We touched down in Bulgaria in a snow-storm. I’d skied before, but my boyfriend Jamie hadn’t and a fellow traveler we met in the airport had warned us: “Teaching your partner to ski can kill the relationship”. He knew this as he’d broken up with his girlfriend a few weeks earlier. Three hours later, we arrived in the ski resort of Bansko, popular with the Russians, Israelis, and Brits.
For the latter, the main attraction is its value for money, and many veteran skiers told us it was a quarter of the price they had paid in the Alps. And the affordable prices mean Bansko attracts a lot of adult learners.
We enjoyed our skiing from the start and our daily gondola commute lifted us above marbled forests to peaks burnished with the morning sun.
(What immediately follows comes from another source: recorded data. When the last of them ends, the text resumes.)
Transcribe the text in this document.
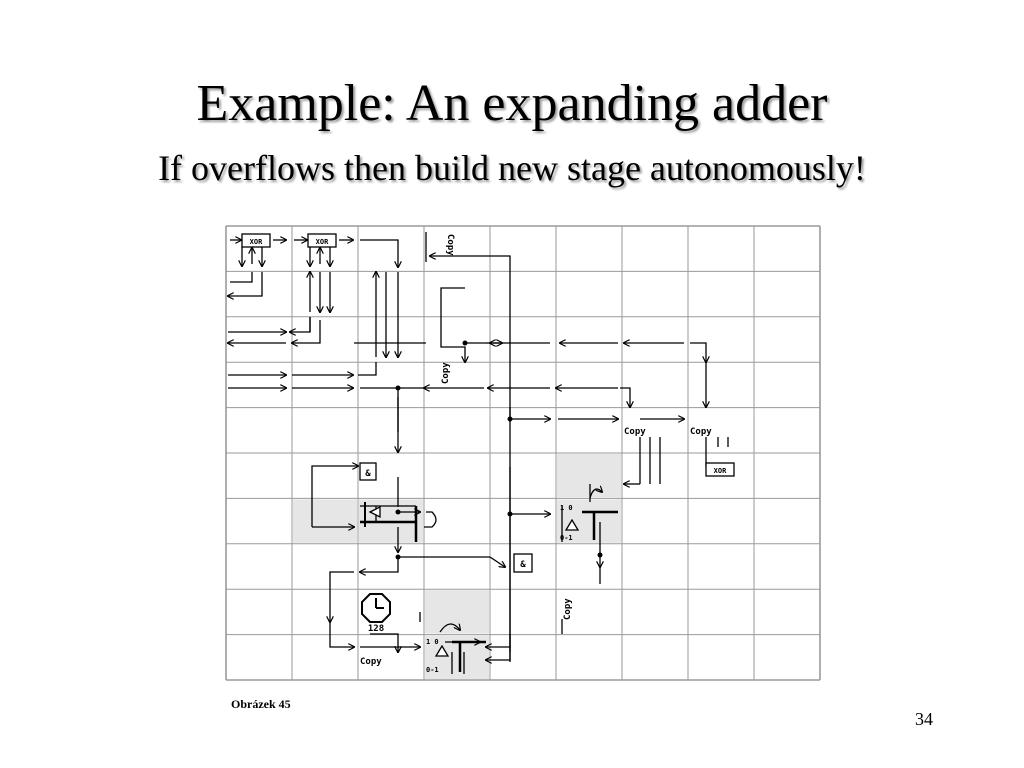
Example: An expanding adder
If overflows then build new stage autonomously!
XOR	XOR
XOR
Copy
Copy
Copy	Copy
Copy
Copy
&
&
1 0
0-1
1 0
0-1
128
Obrázek 45
34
The air sparkled. The lifts – notoriously slow during school holidays – were almost empty.
But it wasn’t all parallel turns. Our first morning disappeared into a scramble for equipment, and Jamie’s ski school required both sharp elbows and a thick skin. His teacher had no qualms about barking “No” at beginners who were upturned in the snow, and his class shrank by the day. Competent skiers, meanwhile, will find the number of black and red runs limited. But, luckily, the Bansko area isn’t just about the skiing.
Our base, the Kempinski Grand Arena hotel, had an award-winning sauna and steam room complex for relaxation (non-guests can visit for 40 lev, around £18). One night we caught a taxi to the nearby town of Banya, famous for its outdoor hot spring pools (entry 10 lev per person, about £4.50). Hours melted away as we watched the stars through billowing steam. We always ended the day’s skiing in the mehanas, or taverns. As vegetarians, we were braced for a week of picking ham out of salads. But, far from going hungry, we discovered Bulgarian cuisine is packed with vegetarian treats. My favourites included the grilled vegetables known as sache (we picked up a particularly tasty one at Bansko Mehana), stuffed breaded peppers, and the Greek-style salads we found offered on the menus everywhere.
The mehanas are cheap – a meal for two came to as little as 30 lev (£13.50) – but you can always try fine dining at the Kempinski. Friday’s huge, vegetarian-friendly buffet is accompanied by galloping folk musicians armed with bagpipes. Those whose enthusiasm for skiing has totally waned can lose themselves in the back streets of Bansko’s old town where you dodge the gauntlet of sleazy club promoters and wander the quiet squares.
The Holy Trinity Church is a treasure box of painted ceilings and candles and several restored 18th-century houses are now museums. Evening activities are available (at a price) and we zoomed up the deserted mountain on snowmobiles – a petrolhead’s perfect winter wonderland. On the last day, we descended together from the top of the mountain, with an off-piste detour through forests dappled with the fading late afternoon sun. “Can we ski it again?” my boyfriend wondered as we reached the final lift of the day. But as he spoke it stopped, so it was the cue for us to take the long road home.
Top tips for the Bansko slopes:
- Go in the quiet season – check when Bulgarian, Romanian, Russian and British school holidays are. If you can avoid at least some of these, you’ll have a much better chance of peace and quiet.
- Make an early start. There is only one gondola up to the slopes. By getting there between 8-8.30am you’ll beat the ski school rush – and also get more out of your day.
- Bring your lunch. Food on the slopes is overpriced, so it’s easier on the pocket to hit the supermarket and make sandwiches for a smidgen of the cost.
- Be pushy – the first day can be chaotic. Be proactive and don’t be afraid to ask for a different ski school teacher if you don’t like their manner.